'Mustang' by Deanne Stillman
BOOK REVIEW
A history of the horse in North America
Mustang
The Saga of the Wild Horse in the American West
Deanne Stillman
Houghton Mifflin: 368 pp., $25
DEANNE STILLMAN loves the desert. It is, she writes, "my beat and my passion," a place where city life fades away, her thoughts vanish and she hears things: "The beating of wings. The scratching of lizard. The crack of tortoise egg. The whisper of stories that want to be told." Her 2001 book, "Twentynine Palms: A True Story of Murder, Marines, and the Mojave," told one of those stories, of the violent murder of two local girls who had been "sliced up" by a Marine in the desert. In the course of writing that book, a story of slaughter in the high country outside Reno grabbed her attention. It was December 1998; this time there were three murderers, two of them Marines (one stationed at Twentynine Palms), and the victims were wild mustangs, 34 dead in several killing sprees.
Shaken by the similarities between the killings, Stillman wondered why someone would kill the animals that had blazed our trails, fought our wars, served as our loyal partners? Was there something about the slaughter of wild horses that went straight to the heart of who we are as Americans? "With all due respect to our official icon, the eagle, . . . " she writes, "It is really the wild horse, the four-legged with the flying mane and tail, the beautiful, bighearted steed who loves freedom so much that when captured he dies of a broken heart, the ever-defiant mustang that is our true representative, coursing through our blood as he carries the eternal message of America." She began to wonder about the men who shot them: "Were they modern Ahabs? Or . . . just a bunch of drunks with guns? Or perhaps they were a strange new iteration of the American psycho, or maybe even some full-on combination platter of all of the above."
These questions led Stillman into an impressively thorough, painstakingly researched investigation of the history of the horse in North America. She began by hiking into a remote canyon in Death Valley, where the climatic conditions have preserved in stone the hoof prints of the modern horse's most distant ancestors.

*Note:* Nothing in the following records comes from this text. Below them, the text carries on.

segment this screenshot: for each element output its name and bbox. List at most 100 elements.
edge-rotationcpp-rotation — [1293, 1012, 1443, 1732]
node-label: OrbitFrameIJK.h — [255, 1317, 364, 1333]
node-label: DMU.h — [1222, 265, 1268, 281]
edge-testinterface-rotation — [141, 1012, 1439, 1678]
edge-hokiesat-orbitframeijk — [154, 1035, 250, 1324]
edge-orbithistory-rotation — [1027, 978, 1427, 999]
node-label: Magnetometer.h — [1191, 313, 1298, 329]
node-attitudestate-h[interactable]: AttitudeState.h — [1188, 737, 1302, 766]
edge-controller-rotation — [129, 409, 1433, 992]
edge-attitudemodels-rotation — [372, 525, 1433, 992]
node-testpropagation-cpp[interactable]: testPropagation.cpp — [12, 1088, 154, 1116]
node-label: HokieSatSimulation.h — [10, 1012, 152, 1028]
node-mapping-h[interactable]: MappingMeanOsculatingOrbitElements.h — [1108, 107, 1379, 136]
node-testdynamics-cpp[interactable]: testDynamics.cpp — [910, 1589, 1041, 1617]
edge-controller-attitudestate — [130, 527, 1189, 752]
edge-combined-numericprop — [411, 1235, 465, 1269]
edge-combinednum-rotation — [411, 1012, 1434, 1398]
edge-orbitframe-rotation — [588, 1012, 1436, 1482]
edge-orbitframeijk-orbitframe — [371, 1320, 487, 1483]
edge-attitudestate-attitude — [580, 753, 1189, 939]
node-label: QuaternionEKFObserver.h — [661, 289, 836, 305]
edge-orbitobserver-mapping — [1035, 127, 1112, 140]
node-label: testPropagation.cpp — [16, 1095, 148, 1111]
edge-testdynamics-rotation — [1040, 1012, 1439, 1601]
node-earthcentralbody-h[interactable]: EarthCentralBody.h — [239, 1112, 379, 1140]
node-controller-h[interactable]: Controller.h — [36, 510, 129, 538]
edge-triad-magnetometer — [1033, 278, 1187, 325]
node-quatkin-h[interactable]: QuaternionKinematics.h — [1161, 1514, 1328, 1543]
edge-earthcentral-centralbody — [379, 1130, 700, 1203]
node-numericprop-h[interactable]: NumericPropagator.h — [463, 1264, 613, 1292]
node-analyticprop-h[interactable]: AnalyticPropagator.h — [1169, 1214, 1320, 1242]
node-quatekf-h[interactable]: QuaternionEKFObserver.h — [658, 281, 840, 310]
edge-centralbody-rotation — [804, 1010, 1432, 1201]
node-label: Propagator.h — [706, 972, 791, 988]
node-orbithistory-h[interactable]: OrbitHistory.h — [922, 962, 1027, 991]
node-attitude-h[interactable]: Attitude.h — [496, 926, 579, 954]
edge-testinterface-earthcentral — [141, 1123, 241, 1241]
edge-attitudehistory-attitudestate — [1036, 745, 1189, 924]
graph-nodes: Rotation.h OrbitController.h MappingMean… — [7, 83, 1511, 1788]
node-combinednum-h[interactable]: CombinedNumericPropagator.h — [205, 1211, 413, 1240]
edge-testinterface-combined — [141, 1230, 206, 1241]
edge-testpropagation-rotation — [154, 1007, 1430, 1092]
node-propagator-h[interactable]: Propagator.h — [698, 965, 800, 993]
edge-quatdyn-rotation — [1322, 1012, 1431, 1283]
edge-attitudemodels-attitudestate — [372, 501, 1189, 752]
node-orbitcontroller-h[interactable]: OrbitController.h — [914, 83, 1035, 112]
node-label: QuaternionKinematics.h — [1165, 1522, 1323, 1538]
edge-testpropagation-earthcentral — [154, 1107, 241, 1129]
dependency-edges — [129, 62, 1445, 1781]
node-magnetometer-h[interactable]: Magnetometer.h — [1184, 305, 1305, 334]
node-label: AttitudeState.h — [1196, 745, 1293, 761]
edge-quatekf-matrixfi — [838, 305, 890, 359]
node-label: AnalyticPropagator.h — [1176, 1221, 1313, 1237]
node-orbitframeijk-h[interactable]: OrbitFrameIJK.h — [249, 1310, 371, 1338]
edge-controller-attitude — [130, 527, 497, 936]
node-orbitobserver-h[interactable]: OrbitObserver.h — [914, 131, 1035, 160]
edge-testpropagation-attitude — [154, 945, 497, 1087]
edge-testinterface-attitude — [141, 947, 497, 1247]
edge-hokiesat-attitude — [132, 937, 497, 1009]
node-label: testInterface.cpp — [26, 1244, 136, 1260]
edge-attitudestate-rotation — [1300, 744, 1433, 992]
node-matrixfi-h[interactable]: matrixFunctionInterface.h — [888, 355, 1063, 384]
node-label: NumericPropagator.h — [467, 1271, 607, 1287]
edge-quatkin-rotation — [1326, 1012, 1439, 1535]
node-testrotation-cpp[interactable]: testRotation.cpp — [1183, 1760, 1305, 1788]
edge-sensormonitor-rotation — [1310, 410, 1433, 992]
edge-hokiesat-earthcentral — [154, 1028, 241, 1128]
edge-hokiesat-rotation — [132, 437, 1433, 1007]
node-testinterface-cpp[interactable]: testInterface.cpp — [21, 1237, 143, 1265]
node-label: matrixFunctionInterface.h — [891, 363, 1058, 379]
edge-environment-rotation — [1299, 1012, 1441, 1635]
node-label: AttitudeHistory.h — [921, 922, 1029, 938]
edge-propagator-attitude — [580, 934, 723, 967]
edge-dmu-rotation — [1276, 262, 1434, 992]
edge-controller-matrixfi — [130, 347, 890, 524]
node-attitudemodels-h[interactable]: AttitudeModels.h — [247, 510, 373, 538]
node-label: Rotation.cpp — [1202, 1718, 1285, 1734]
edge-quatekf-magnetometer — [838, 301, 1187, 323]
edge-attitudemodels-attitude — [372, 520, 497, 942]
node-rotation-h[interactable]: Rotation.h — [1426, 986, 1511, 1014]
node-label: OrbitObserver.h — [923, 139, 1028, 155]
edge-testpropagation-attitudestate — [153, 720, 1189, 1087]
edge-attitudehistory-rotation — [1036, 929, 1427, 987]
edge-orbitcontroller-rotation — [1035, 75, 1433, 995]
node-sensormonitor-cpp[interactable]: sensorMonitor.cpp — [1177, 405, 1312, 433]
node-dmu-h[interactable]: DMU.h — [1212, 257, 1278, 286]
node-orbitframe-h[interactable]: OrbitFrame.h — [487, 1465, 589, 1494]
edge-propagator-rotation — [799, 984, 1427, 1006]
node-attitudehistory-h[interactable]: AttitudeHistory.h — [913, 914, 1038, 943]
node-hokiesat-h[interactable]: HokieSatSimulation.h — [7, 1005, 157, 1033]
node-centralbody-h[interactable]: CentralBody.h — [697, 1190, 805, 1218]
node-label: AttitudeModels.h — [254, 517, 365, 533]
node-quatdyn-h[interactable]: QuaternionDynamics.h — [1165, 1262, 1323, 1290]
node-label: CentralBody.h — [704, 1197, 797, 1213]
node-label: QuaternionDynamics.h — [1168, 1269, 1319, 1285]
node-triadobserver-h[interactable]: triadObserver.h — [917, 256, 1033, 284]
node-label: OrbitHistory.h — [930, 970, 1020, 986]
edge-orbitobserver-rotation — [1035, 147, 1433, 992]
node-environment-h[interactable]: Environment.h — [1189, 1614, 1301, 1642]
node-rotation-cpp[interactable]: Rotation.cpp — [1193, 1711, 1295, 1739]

These small horses had flourished here millions of years ago, until the Ice Age, when horses disappeared from North America, "but not before they had headed north across the Bering land bridge and populated the rest of the world." Not until the early 1500s did horses return to the continent, when Hernando Cortés brought shiploads of them from Cuba, correctly assuming that they would give him the advantage he needed to conquer the Aztecs.